According to reports, LightSquared will need to raise $3.5 billion over the next two years in order to keep a favourable balance sheet ahead of its ambitious plan to roll out a 4G-LTE network across the US.

The company has insisted it has the financial strength to construct the 40,000 bases station required to create a network that provides coverage to 92% of the US by 2015.

LightSquared is owned by billionaire hedge fund manager Phil Falcone, who said he was “absolutely confident” the company can raise the required capital.

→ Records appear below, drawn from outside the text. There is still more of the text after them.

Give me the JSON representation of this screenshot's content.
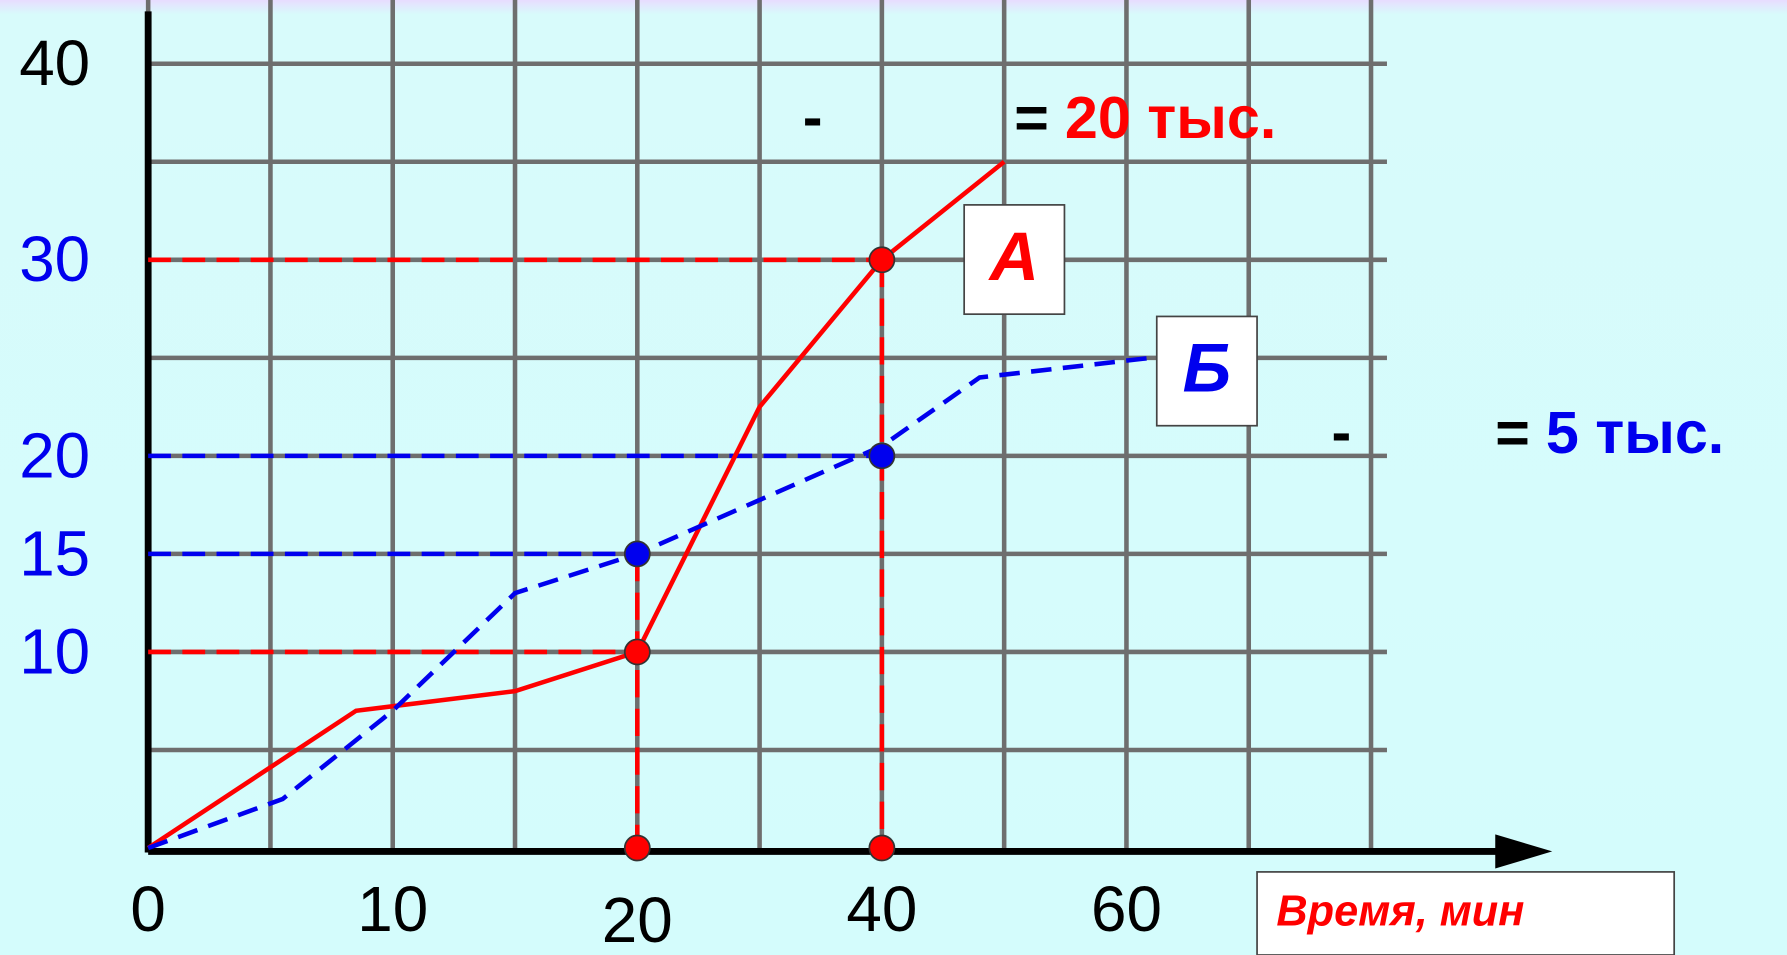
{
  "chart_data": {
    "type": "line",
    "xlim": [
      0,
      10
    ],
    "ylim": [
      0,
      8
    ],
    "xticks": [
      0,
      {
        "value": 2,
        "label": "10"
      },
      {
        "value": 4,
        "label": "20"
      },
      {
        "value": 6,
        "label": "40"
      },
      {
        "value": 8,
        "label": "60"
      }
    ],
    "yticks": [
      {
        "value": 2,
        "label": "10"
      },
      {
        "value": 3,
        "label": "15"
      },
      {
        "value": 4,
        "label": "20"
      },
      {
        "value": 6,
        "label": "30"
      },
      {
        "value": 8,
        "label": "40"
      }
    ],
    "ytick_colors": [
      "#0000ee",
      "#0000ee",
      "#0000ee",
      "#0000ee",
      "#000000"
    ],
    "grid": true,
    "x_label": "Время, мин",
    "series": [
      {
        "name": "А",
        "color": "#ff0000",
        "dash": false,
        "x": [
          0,
          1.7,
          3,
          4,
          5,
          6,
          7
        ],
        "values": [
          0,
          1.4,
          1.6,
          2,
          4.5,
          6,
          7
        ]
      },
      {
        "name": "Б",
        "color": "#0000ee",
        "dash": true,
        "x": [
          0,
          1.1,
          2,
          3,
          4,
          6,
          6.8,
          8.2
        ],
        "values": [
          0,
          0.5,
          1.4,
          2.6,
          3,
          4.1,
          4.8,
          5
        ]
      }
    ],
    "markers": [
      {
        "x": 4,
        "y": 2,
        "color": "#ff0000"
      },
      {
        "x": 6,
        "y": 6,
        "color": "#ff0000"
      },
      {
        "x": 4,
        "y": 3,
        "color": "#0000ee"
      },
      {
        "x": 6,
        "y": 4,
        "color": "#0000ee"
      },
      {
        "x": 4,
        "y": 0,
        "color": "#ff0000"
      },
      {
        "x": 6,
        "y": 0,
        "color": "#ff0000"
      }
    ],
    "legend": [
      {
        "dash": "-",
        "eq": "=",
        "text": "20 тыс.",
        "color": "#ff0000"
      },
      {
        "dash": "-",
        "eq": "=",
        "text": "5 тыс.",
        "color": "#0000ee"
      }
    ]
  }
}
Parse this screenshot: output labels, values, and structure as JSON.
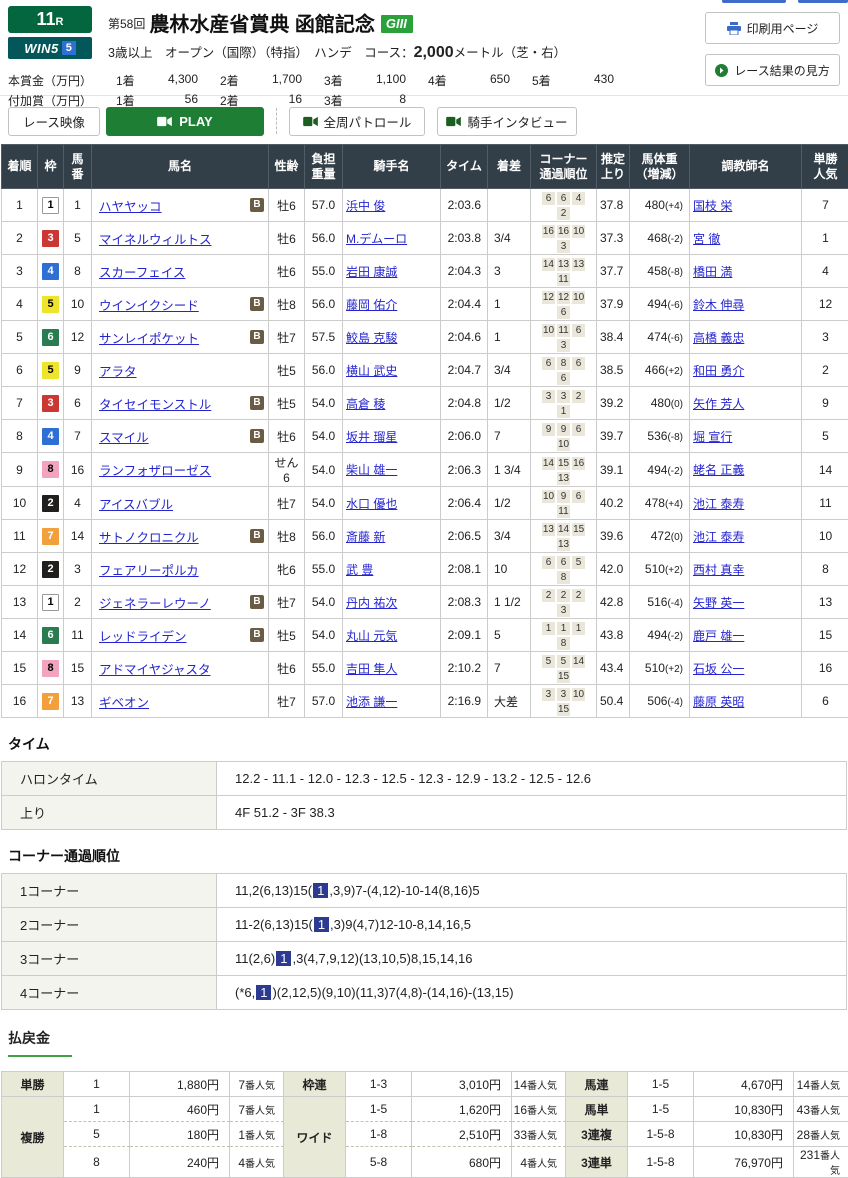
{
  "header": {
    "race_number": "11",
    "race_number_suffix": "R",
    "win5_text": "WIN5",
    "win5_num": "5",
    "race_series": "第58回",
    "race_title": "農林水産省賞典 函館記念",
    "grade": "GIII",
    "conditions": "3歳以上　オープン（国際）（特指）　ハンデ　コース：",
    "distance": "2,000",
    "course_suffix": "メートル（芝・右）",
    "print_button": "印刷用ページ",
    "guide_button": "レース結果の見方",
    "prize_rows": [
      {
        "label": "本賞金（万円）",
        "items": [
          [
            "1着",
            "4,300"
          ],
          [
            "2着",
            "1,700"
          ],
          [
            "3着",
            "1,100"
          ],
          [
            "4着",
            "650"
          ],
          [
            "5着",
            "430"
          ]
        ]
      },
      {
        "label": "付加賞（万円）",
        "items": [
          [
            "1着",
            "56"
          ],
          [
            "2着",
            "16"
          ],
          [
            "3着",
            "8"
          ]
        ]
      }
    ]
  },
  "video": {
    "race_video_label": "レース映像",
    "play_label": "PLAY",
    "patrol_label": "全周パトロール",
    "interview_label": "騎手インタビュー"
  },
  "results": {
    "headers": [
      "着順",
      "枠",
      "馬\n番",
      "馬名",
      "性齢",
      "負担\n重量",
      "騎手名",
      "タイム",
      "着差",
      "コーナー\n通過順位",
      "推定\n上り",
      "馬体重\n（増減）",
      "調教師名",
      "単勝\n人気"
    ],
    "rows": [
      {
        "pos": "1",
        "frame": "1",
        "num": "1",
        "horse": "ハヤヤッコ",
        "blinkers": true,
        "sex_age": "牡6",
        "weight": "57.0",
        "jockey": "浜中 俊",
        "time": "2:03.6",
        "margin": "",
        "corners": [
          "6",
          "6",
          "4",
          "2"
        ],
        "agari": "37.8",
        "body": "480",
        "diff": "(+4)",
        "trainer": "国枝 栄",
        "pop": "7"
      },
      {
        "pos": "2",
        "frame": "3",
        "num": "5",
        "horse": "マイネルウィルトス",
        "blinkers": false,
        "sex_age": "牡6",
        "weight": "56.0",
        "jockey": "M.デムーロ",
        "time": "2:03.8",
        "margin": "3/4",
        "corners": [
          "16",
          "16",
          "10",
          "3"
        ],
        "agari": "37.3",
        "body": "468",
        "diff": "(-2)",
        "trainer": "宮 徹",
        "pop": "1"
      },
      {
        "pos": "3",
        "frame": "4",
        "num": "8",
        "horse": "スカーフェイス",
        "blinkers": false,
        "sex_age": "牡6",
        "weight": "55.0",
        "jockey": "岩田 康誠",
        "time": "2:04.3",
        "margin": "3",
        "corners": [
          "14",
          "13",
          "13",
          "11"
        ],
        "agari": "37.7",
        "body": "458",
        "diff": "(-8)",
        "trainer": "橋田 満",
        "pop": "4"
      },
      {
        "pos": "4",
        "frame": "5",
        "num": "10",
        "horse": "ウインイクシード",
        "blinkers": true,
        "sex_age": "牡8",
        "weight": "56.0",
        "jockey": "藤岡 佑介",
        "time": "2:04.4",
        "margin": "1",
        "corners": [
          "12",
          "12",
          "10",
          "6"
        ],
        "agari": "37.9",
        "body": "494",
        "diff": "(-6)",
        "trainer": "鈴木 伸尋",
        "pop": "12"
      },
      {
        "pos": "5",
        "frame": "6",
        "num": "12",
        "horse": "サンレイポケット",
        "blinkers": true,
        "sex_age": "牡7",
        "weight": "57.5",
        "jockey": "鮫島 克駿",
        "time": "2:04.6",
        "margin": "1",
        "corners": [
          "10",
          "11",
          "6",
          "3"
        ],
        "agari": "38.4",
        "body": "474",
        "diff": "(-6)",
        "trainer": "高橋 義忠",
        "pop": "3"
      },
      {
        "pos": "6",
        "frame": "5",
        "num": "9",
        "horse": "アラタ",
        "blinkers": false,
        "sex_age": "牡5",
        "weight": "56.0",
        "jockey": "横山 武史",
        "time": "2:04.7",
        "margin": "3/4",
        "corners": [
          "6",
          "8",
          "6",
          "6"
        ],
        "agari": "38.5",
        "body": "466",
        "diff": "(+2)",
        "trainer": "和田 勇介",
        "pop": "2"
      },
      {
        "pos": "7",
        "frame": "3",
        "num": "6",
        "horse": "タイセイモンストル",
        "blinkers": true,
        "sex_age": "牡5",
        "weight": "54.0",
        "jockey": "高倉 稜",
        "time": "2:04.8",
        "margin": "1/2",
        "corners": [
          "3",
          "3",
          "2",
          "1"
        ],
        "agari": "39.2",
        "body": "480",
        "diff": "(0)",
        "trainer": "矢作 芳人",
        "pop": "9"
      },
      {
        "pos": "8",
        "frame": "4",
        "num": "7",
        "horse": "スマイル",
        "blinkers": true,
        "sex_age": "牡6",
        "weight": "54.0",
        "jockey": "坂井 瑠星",
        "time": "2:06.0",
        "margin": "7",
        "corners": [
          "9",
          "9",
          "6",
          "10"
        ],
        "agari": "39.7",
        "body": "536",
        "diff": "(-8)",
        "trainer": "堀 宣行",
        "pop": "5"
      },
      {
        "pos": "9",
        "frame": "8",
        "num": "16",
        "horse": "ランフォザローゼス",
        "blinkers": false,
        "sex_age": "せん6",
        "weight": "54.0",
        "jockey": "柴山 雄一",
        "time": "2:06.3",
        "margin": "1 3/4",
        "corners": [
          "14",
          "15",
          "16",
          "13"
        ],
        "agari": "39.1",
        "body": "494",
        "diff": "(-2)",
        "trainer": "蛯名 正義",
        "pop": "14"
      },
      {
        "pos": "10",
        "frame": "2",
        "num": "4",
        "horse": "アイスバブル",
        "blinkers": false,
        "sex_age": "牡7",
        "weight": "54.0",
        "jockey": "水口 優也",
        "time": "2:06.4",
        "margin": "1/2",
        "corners": [
          "10",
          "9",
          "6",
          "11"
        ],
        "agari": "40.2",
        "body": "478",
        "diff": "(+4)",
        "trainer": "池江 泰寿",
        "pop": "11"
      },
      {
        "pos": "11",
        "frame": "7",
        "num": "14",
        "horse": "サトノクロニクル",
        "blinkers": true,
        "sex_age": "牡8",
        "weight": "56.0",
        "jockey": "斎藤 新",
        "time": "2:06.5",
        "margin": "3/4",
        "corners": [
          "13",
          "14",
          "15",
          "13"
        ],
        "agari": "39.6",
        "body": "472",
        "diff": "(0)",
        "trainer": "池江 泰寿",
        "pop": "10"
      },
      {
        "pos": "12",
        "frame": "2",
        "num": "3",
        "horse": "フェアリーポルカ",
        "blinkers": false,
        "sex_age": "牝6",
        "weight": "55.0",
        "jockey": "武 豊",
        "time": "2:08.1",
        "margin": "10",
        "corners": [
          "6",
          "6",
          "5",
          "8"
        ],
        "agari": "42.0",
        "body": "510",
        "diff": "(+2)",
        "trainer": "西村 真幸",
        "pop": "8"
      },
      {
        "pos": "13",
        "frame": "1",
        "num": "2",
        "horse": "ジェネラーレウーノ",
        "blinkers": true,
        "sex_age": "牡7",
        "weight": "54.0",
        "jockey": "丹内 祐次",
        "time": "2:08.3",
        "margin": "1 1/2",
        "corners": [
          "2",
          "2",
          "2",
          "3"
        ],
        "agari": "42.8",
        "body": "516",
        "diff": "(-4)",
        "trainer": "矢野 英一",
        "pop": "13"
      },
      {
        "pos": "14",
        "frame": "6",
        "num": "11",
        "horse": "レッドライデン",
        "blinkers": true,
        "sex_age": "牡5",
        "weight": "54.0",
        "jockey": "丸山 元気",
        "time": "2:09.1",
        "margin": "5",
        "corners": [
          "1",
          "1",
          "1",
          "8"
        ],
        "agari": "43.8",
        "body": "494",
        "diff": "(-2)",
        "trainer": "鹿戸 雄一",
        "pop": "15"
      },
      {
        "pos": "15",
        "frame": "8",
        "num": "15",
        "horse": "アドマイヤジャスタ",
        "blinkers": false,
        "sex_age": "牡6",
        "weight": "55.0",
        "jockey": "吉田 隼人",
        "time": "2:10.2",
        "margin": "7",
        "corners": [
          "5",
          "5",
          "14",
          "15"
        ],
        "agari": "43.4",
        "body": "510",
        "diff": "(+2)",
        "trainer": "石坂 公一",
        "pop": "16"
      },
      {
        "pos": "16",
        "frame": "7",
        "num": "13",
        "horse": "ギベオン",
        "blinkers": false,
        "sex_age": "牡7",
        "weight": "57.0",
        "jockey": "池添 謙一",
        "time": "2:16.9",
        "margin": "大差",
        "corners": [
          "3",
          "3",
          "10",
          "15"
        ],
        "agari": "50.4",
        "body": "506",
        "diff": "(-4)",
        "trainer": "藤原 英昭",
        "pop": "6"
      }
    ]
  },
  "time_section": {
    "title": "タイム",
    "rows": [
      {
        "label": "ハロンタイム",
        "value": "12.2 - 11.1 - 12.0 - 12.3 - 12.5 - 12.3 - 12.9 - 13.2 - 12.5 - 12.6"
      },
      {
        "label": "上り",
        "value": "4F 51.2 - 3F 38.3"
      }
    ]
  },
  "corner_section": {
    "title": "コーナー通過順位",
    "rows": [
      {
        "label": "1コーナー",
        "pre": "11,2(6,13)15(",
        "hl": "1",
        "post": ",3,9)7-(4,12)-10-14(8,16)5"
      },
      {
        "label": "2コーナー",
        "pre": "11-2(6,13)15(",
        "hl": "1",
        "post": ",3)9(4,7)12-10-8,14,16,5"
      },
      {
        "label": "3コーナー",
        "pre": "11(2,6)",
        "hl": "1",
        "post": ",3(4,7,9,12)(13,10,5)8,15,14,16"
      },
      {
        "label": "4コーナー",
        "pre": "(*6,",
        "hl": "1",
        "post": ")(2,12,5)(9,10)(11,3)7(4,8)-(14,16)-(13,15)"
      }
    ]
  },
  "payout": {
    "title": "払戻金",
    "pop_suffix": "番人気",
    "groups": [
      [
        {
          "label": "単勝",
          "rows": [
            [
              "1",
              "1,880円",
              "7"
            ]
          ]
        },
        {
          "label": "複勝",
          "rows": [
            [
              "1",
              "460円",
              "7"
            ],
            [
              "5",
              "180円",
              "1"
            ],
            [
              "8",
              "240円",
              "4"
            ]
          ]
        }
      ],
      [
        {
          "label": "枠連",
          "rows": [
            [
              "1-3",
              "3,010円",
              "14"
            ]
          ]
        },
        {
          "label": "ワイド",
          "rows": [
            [
              "1-5",
              "1,620円",
              "16"
            ],
            [
              "1-8",
              "2,510円",
              "33"
            ],
            [
              "5-8",
              "680円",
              "4"
            ]
          ]
        }
      ],
      [
        {
          "label": "馬連",
          "rows": [
            [
              "1-5",
              "4,670円",
              "14"
            ]
          ]
        },
        {
          "label": "馬単",
          "rows": [
            [
              "1-5",
              "10,830円",
              "43"
            ]
          ]
        },
        {
          "label": "3連複",
          "rows": [
            [
              "1-5-8",
              "10,830円",
              "28"
            ]
          ]
        },
        {
          "label": "3連単",
          "rows": [
            [
              "1-5-8",
              "76,970円",
              "231"
            ]
          ]
        }
      ]
    ]
  }
}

Meanwhile, the company could be facing fresh tension in its regulatory battle with the global positioning system (GPS) industry and the Federal Communications Commission (FCC).

The Iowa republican senator Charles Grassley, who sits on the US Senate Judiciary Committee, has made a request for a record of contact between Falcone’s hedge fund Harbinger Capital Partners and the White House and US regulators to be made public. According to the Wall Street Journal, this follows suggestions from public interest groups and politicians that the company tried to improperly influence regulators.

Questions have been raised over whether contributions made to Democratic candidates and groups by Falcone and LightSquared’s chief executive Sanjiv Ahuja played a part in the FCC’s decision to allow LightSquared to proceed with its plans.

LightSquared officials have reportedly denied the company has benefited from favouritism or attempted to influence regulators.